Army Helicopter Pilot
While flight school had its challenges she didn’t feel they were gender-related until she went to her first operational unit. There were 120 male pilots and her. There had never been women and some people did not know how to treat her. Some were too nice, others too mean, and then the people who were normal. She had a great Commander and Platoon Sgt. She ended up leaving that unit because she wanted the opportunity to deploy to Bosnia and her sister battalion had been chosen for that mission. Part of her experience in Bosnia in her book The Grit Factor and how the experiences she learned from it helped her.
She also deployed to Korea for a year, which was not the assignment she was hoping for. And when she had her leave she decided to travel instead of coming home stateside.

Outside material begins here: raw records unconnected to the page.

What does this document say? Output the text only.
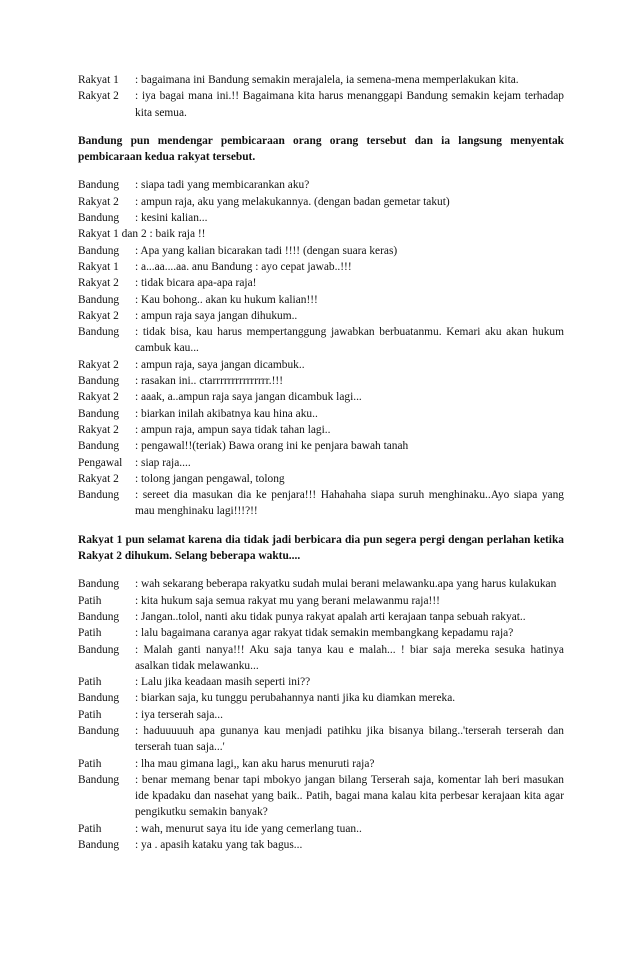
Rakyat 1	: bagaimana ini Bandung semakin merajalela, ia semena-mena memperlakukan kita.
Rakyat 2	: iya bagai mana ini.!! Bagaimana kita harus menanggapi Bandung semakin kejam terhadap kita semua.
Bandung pun mendengar pembicaraan orang orang tersebut dan ia langsung menyentak pembicaraan kedua rakyat tersebut.
Bandung	: siapa tadi yang membicarankan aku?
Rakyat 2	: ampun raja, aku yang melakukannya. (dengan badan gemetar takut)
Bandung	: kesini kalian...
Rakyat 1 dan 2 : baik raja !!
Bandung	: Apa yang kalian bicarakan tadi !!!! (dengan suara keras)
Rakyat 1	: a...aa....aa. anu Bandung : ayo cepat jawab..!!!
Rakyat 2	: tidak bicara apa-apa raja!
Bandung	: Kau bohong.. akan ku hukum kalian!!!
Rakyat 2	: ampun raja saya jangan dihukum..
Bandung	: tidak bisa, kau harus mempertanggung jawabkan berbuatanmu. Kemari aku akan hukum cambuk kau...
Rakyat 2	: ampun raja, saya jangan dicambuk..
Bandung	: rasakan ini.. ctarrrrrrrrrrrrrrr.!!!
Rakyat 2	: aaak, a..ampun raja saya jangan dicambuk lagi...
Bandung	: biarkan inilah akibatnya kau hina aku..
Rakyat 2	: ampun raja, ampun saya tidak tahan lagi..
Bandung	: pengawal!!(teriak) Bawa orang ini ke penjara bawah tanah
Pengawal	: siap raja....
Rakyat 2	: tolong jangan pengawal, tolong
Bandung	: sereet dia masukan dia ke penjara!!! Hahahaha siapa suruh menghinaku..Ayo siapa yang mau menghinaku lagi!!!?!!
Rakyat 1 pun selamat karena dia tidak jadi berbicara dia pun segera pergi dengan perlahan ketika Rakyat 2 dihukum. Selang beberapa waktu....
Bandung	: wah sekarang beberapa rakyatku sudah mulai berani melawanku.apa yang harus kulakukan
Patih	: kita hukum saja semua rakyat mu yang berani melawanmu raja!!!
Bandung	: Jangan..tolol, nanti aku tidak punya rakyat apalah arti kerajaan tanpa sebuah rakyat..
Patih	: lalu bagaimana caranya agar rakyat tidak semakin membangkang kepadamu raja?
Bandung	: Malah ganti nanya!!! Aku saja tanya kau e malah... ! biar saja mereka sesuka hatinya asalkan tidak melawanku...
Patih	: Lalu jika keadaan masih seperti ini??
Bandung	: biarkan saja, ku tunggu perubahannya nanti jika ku diamkan mereka.
Patih	: iya terserah saja...
Bandung	: haduuuuuh apa gunanya kau menjadi patihku jika bisanya bilang..'terserah terserah dan terserah tuan saja...'
Patih	: lha mau gimana lagi,, kan aku harus menuruti raja?
Bandung	: benar memang benar tapi mbokyo jangan bilang Terserah saja, komentar lah beri masukan ide kpadaku dan nasehat yang baik.. Patih, bagai mana kalau kita perbesar kerajaan kita agar pengikutku semakin banyak?
Patih	: wah, menurut saya itu ide yang cemerlang tuan..
Bandung	: ya . apasih kataku yang tak bagus...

Traveling to Australia and China after that coming back to the Army base was almost unbearable. She was ready to leave the Army but still had to finish her commitment. Even though, she tried to extend in Korea the Army sent her to Fort Bliss. There she worked to help plan exercises and was on a month home a month gone rotation. The general she worked for asked what she needed to stay in the Army and she told him her dream assignment and follow on. He made it happen but she decided to turn it down and leave the military in July 2001.
Transitioning out of the military
Shannon struggled with finding her purpose after serving. Especially after the attacks on September 11th. She thinks about how much her life changed by leaving the military before that event happened. But she wanted a family and not the travel and challenges Army life meant for being a mom. She worked in corporate America for a time. And then with the tragic accident of her parent’s death by a Grizzle Bear in Alaska, she began to pursue writing from more than a hobby and published her first book North of Hope.
She found a passion for writing and helping others. Then she was asked by a Lieutenant if she would be her mentor. This led to her starting to think of the ways she could help not only this young lady but others who needed mentorship. From that experience, she created the Grit Insitute, which led to her second book, The Grit Factor.